Hilário Silva (Espírito)

 

A conferência no templo espírita versara sobre tentações, compromissos, faltas, culpas…

Antônio Gama, distinto corretor, e a esposa, Dona Cornélia, caminhavam de volta a casa, ao lado de Artur Ramos, companheiro de fé. E Antônio comentava:

— O orador não precisava ser assim exigente. Expôs, por mais de uma hora, como se nós, os da assembleia, fôssemos malfeitores.

— Entretanto, — disse Ramos, — cautela nunca é demais. Todos somos capazes de cair…

— Ah! mas não temos a prece e o conhecimento? — Falou Dona Cornélia. — É impossível que estejamos assim tão atrasados!…

— Não! — Tornou Gama, — não somos tão ruins! Já subimos um degrauzinho…

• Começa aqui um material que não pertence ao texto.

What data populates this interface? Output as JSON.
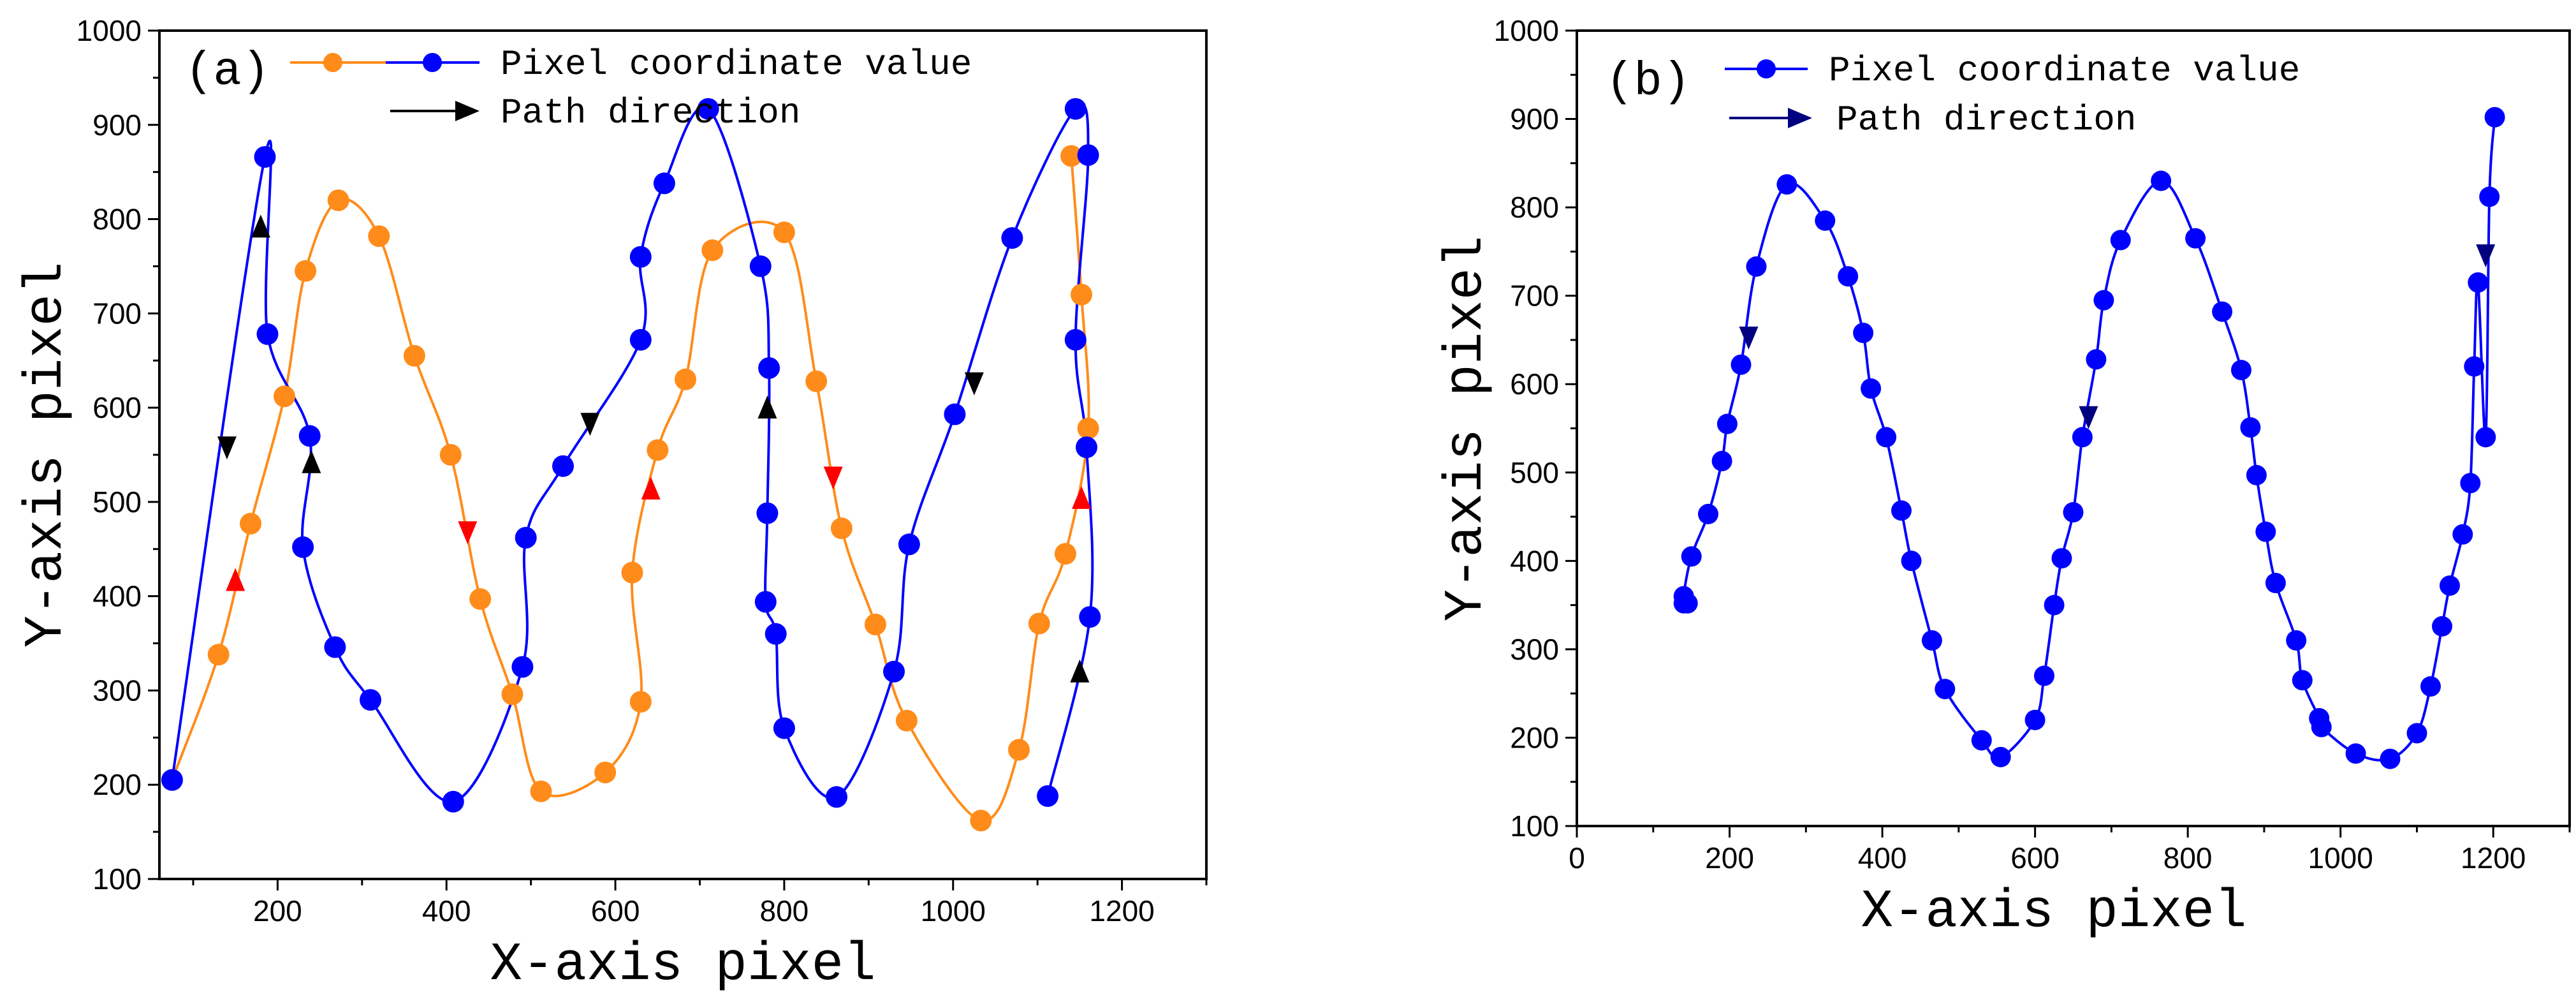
{
  "chart_data": [
    {
      "type": "line",
      "panel_label": "(a)",
      "xlabel": "X-axis pixel",
      "ylabel": "Y-axis pixel",
      "xlim": [
        60,
        1300
      ],
      "ylim": [
        100,
        1000
      ],
      "xticks": [
        200,
        400,
        600,
        800,
        1000,
        1200
      ],
      "yticks": [
        100,
        200,
        300,
        400,
        500,
        600,
        700,
        800,
        900,
        1000
      ],
      "legend": [
        {
          "label": "Pixel coordinate value",
          "kind": "series-pair",
          "colors": [
            "#FF8C1A",
            "#0000FF"
          ]
        },
        {
          "label": "Path direction",
          "kind": "arrow",
          "color": "#000000"
        }
      ],
      "series": [
        {
          "name": "orange path",
          "color": "#FF8C1A",
          "points": [
            [
              75,
              205
            ],
            [
              130,
              338
            ],
            [
              168,
              477
            ],
            [
              208,
              612
            ],
            [
              233,
              745
            ],
            [
              272,
              820
            ],
            [
              320,
              782
            ],
            [
              362,
              655
            ],
            [
              405,
              550
            ],
            [
              440,
              397
            ],
            [
              478,
              296
            ],
            [
              512,
              193
            ],
            [
              588,
              213
            ],
            [
              630,
              288
            ],
            [
              620,
              425
            ],
            [
              650,
              555
            ],
            [
              683,
              630
            ],
            [
              715,
              767
            ],
            [
              800,
              786
            ],
            [
              838,
              628
            ],
            [
              868,
              472
            ],
            [
              908,
              370
            ],
            [
              945,
              268
            ],
            [
              1033,
              162
            ],
            [
              1078,
              237
            ],
            [
              1102,
              371
            ],
            [
              1133,
              445
            ],
            [
              1160,
              578
            ],
            [
              1152,
              720
            ],
            [
              1140,
              867
            ]
          ]
        },
        {
          "name": "blue path",
          "color": "#0000FF",
          "points": [
            [
              75,
              205
            ],
            [
              185,
              866
            ],
            [
              188,
              678
            ],
            [
              238,
              570
            ],
            [
              230,
              452
            ],
            [
              268,
              346
            ],
            [
              310,
              290
            ],
            [
              408,
              182
            ],
            [
              490,
              325
            ],
            [
              494,
              462
            ],
            [
              538,
              538
            ],
            [
              630,
              672
            ],
            [
              630,
              760
            ],
            [
              658,
              838
            ],
            [
              710,
              917
            ],
            [
              772,
              750
            ],
            [
              782,
              642
            ],
            [
              780,
              488
            ],
            [
              778,
              394
            ],
            [
              790,
              360
            ],
            [
              800,
              260
            ],
            [
              862,
              187
            ],
            [
              930,
              320
            ],
            [
              948,
              455
            ],
            [
              1002,
              593
            ],
            [
              1070,
              780
            ],
            [
              1145,
              917
            ],
            [
              1160,
              868
            ],
            [
              1145,
              672
            ],
            [
              1158,
              558
            ],
            [
              1162,
              378
            ],
            [
              1112,
              188
            ]
          ]
        }
      ],
      "arrows": [
        {
          "color": "#FF0000",
          "at": [
            150,
            415
          ],
          "direction": "up"
        },
        {
          "color": "#FF0000",
          "at": [
            425,
            470
          ],
          "direction": "down"
        },
        {
          "color": "#FF0000",
          "at": [
            642,
            512
          ],
          "direction": "up"
        },
        {
          "color": "#FF0000",
          "at": [
            858,
            528
          ],
          "direction": "down"
        },
        {
          "color": "#FF0000",
          "at": [
            1152,
            502
          ],
          "direction": "up"
        },
        {
          "color": "#000000",
          "at": [
            140,
            560
          ],
          "direction": "down"
        },
        {
          "color": "#000000",
          "at": [
            180,
            790
          ],
          "direction": "up"
        },
        {
          "color": "#000000",
          "at": [
            240,
            540
          ],
          "direction": "up"
        },
        {
          "color": "#000000",
          "at": [
            570,
            585
          ],
          "direction": "down"
        },
        {
          "color": "#000000",
          "at": [
            780,
            598
          ],
          "direction": "up"
        },
        {
          "color": "#000000",
          "at": [
            1025,
            628
          ],
          "direction": "down"
        },
        {
          "color": "#000000",
          "at": [
            1150,
            318
          ],
          "direction": "up"
        }
      ]
    },
    {
      "type": "line",
      "panel_label": "(b)",
      "xlabel": "X-axis pixel",
      "ylabel": "Y-axis pixel",
      "xlim": [
        0,
        1300
      ],
      "ylim": [
        100,
        1000
      ],
      "xticks": [
        0,
        200,
        400,
        600,
        800,
        1000,
        1200
      ],
      "yticks": [
        100,
        200,
        300,
        400,
        500,
        600,
        700,
        800,
        900,
        1000
      ],
      "legend": [
        {
          "label": "Pixel coordinate value",
          "kind": "series",
          "colors": [
            "#0000FF"
          ]
        },
        {
          "label": "Path direction",
          "kind": "arrow",
          "color": "#000080"
        }
      ],
      "series": [
        {
          "name": "blue path",
          "color": "#0000FF",
          "points": [
            [
              140,
              352
            ],
            [
              145,
              352
            ],
            [
              140,
              360
            ],
            [
              150,
              405
            ],
            [
              172,
              453
            ],
            [
              190,
              513
            ],
            [
              197,
              555
            ],
            [
              215,
              622
            ],
            [
              235,
              733
            ],
            [
              275,
              826
            ],
            [
              325,
              785
            ],
            [
              355,
              722
            ],
            [
              375,
              658
            ],
            [
              385,
              595
            ],
            [
              405,
              540
            ],
            [
              425,
              457
            ],
            [
              438,
              400
            ],
            [
              465,
              310
            ],
            [
              482,
              255
            ],
            [
              530,
              197
            ],
            [
              555,
              178
            ],
            [
              600,
              220
            ],
            [
              612,
              270
            ],
            [
              625,
              350
            ],
            [
              635,
              403
            ],
            [
              650,
              455
            ],
            [
              662,
              540
            ],
            [
              680,
              628
            ],
            [
              690,
              695
            ],
            [
              712,
              763
            ],
            [
              765,
              830
            ],
            [
              810,
              765
            ],
            [
              845,
              682
            ],
            [
              870,
              616
            ],
            [
              882,
              551
            ],
            [
              890,
              497
            ],
            [
              902,
              433
            ],
            [
              915,
              375
            ],
            [
              942,
              310
            ],
            [
              950,
              265
            ],
            [
              972,
              222
            ],
            [
              975,
              212
            ],
            [
              1020,
              182
            ],
            [
              1065,
              176
            ],
            [
              1100,
              205
            ],
            [
              1118,
              258
            ],
            [
              1133,
              326
            ],
            [
              1143,
              372
            ],
            [
              1160,
              430
            ],
            [
              1170,
              488
            ],
            [
              1175,
              620
            ],
            [
              1180,
              715
            ],
            [
              1190,
              540
            ],
            [
              1195,
              812
            ],
            [
              1202,
              902
            ]
          ]
        }
      ],
      "arrows": [
        {
          "color": "#000080",
          "at": [
            225,
            655
          ],
          "direction": "down"
        },
        {
          "color": "#000080",
          "at": [
            670,
            565
          ],
          "direction": "down"
        },
        {
          "color": "#000080",
          "at": [
            1190,
            748
          ],
          "direction": "down"
        }
      ]
    }
  ]
}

A chegada ao lar interrompeu a conversação.

Logo, porém, depois de instalados em casa, enquanto Dona Cornélia preparava o chá, o telefone tilintou.

Gama atendeu.

— Quem é? — Perguntou.

E a voz veio macia e familiar:

— Pois você estranha, Antônio? Somos nós…

E ouvindo referência ao nome de certa firma, conhecida por grandes negócios, e com a qual já operara algumas vezes, Gama ajuntou, satisfeito:

— Dê as ordens.

E falaram do outro lado:

— É um negocião. Basta apenas um recibo assinado por você e receberá oitocentos mil cruzeiros…

A voz continuou, explicando que se tratava da venda de vários automóveis para determinada companhia.

Antônio percebeu que se tratava de operação inconfessável, e pediu um momento.

Emocionado, explicou a Dona Cornélia de que se tratava, e, alarmados, conversaram rapidamente. Oitocentos mil cruzeiros!

— Afinal, — concluiu Dona Cornélia, — é um negócio como os outros.

— Sim, — falou o marido, — se eu não aceitar, outros aceitarão.

E piscando os olhos:

— Deve ser o amparo de algum amigo espiritual para que possamos comprar, enfim, o nosso apartamento.

Em seguida, correu ao fone e avisou:

— Aceito.

— Muito bem! — Responderam, — encontrar-nos-emos amanhã, no mesmo lugar.

Gama perguntou então:

— Explique-me. Onde estarei para o entendimento?

O amigo desconhecido mudou o tom de voz e falou, claramente preocupado:

— Mas ouça! Você não está compreendendo? Diga! É você mesmo quem fala?

— Sim, — aclarou Antônio, — sou eu, Antônio Gama, o corretor…

— Ah! — Concluiu o outro com inflexão de profundo desapontamento — desculpe, cavalheiro, houve erro de ligação…

Só então o casal de incipientes na Doutrina reconheceu que ambos haviam fragorosamente caído em perigosa tentação…

 

Do livro Almas em desfile, obra psicografada pelos médiuns Francisco Cândido Xavier e Waldo Vieira.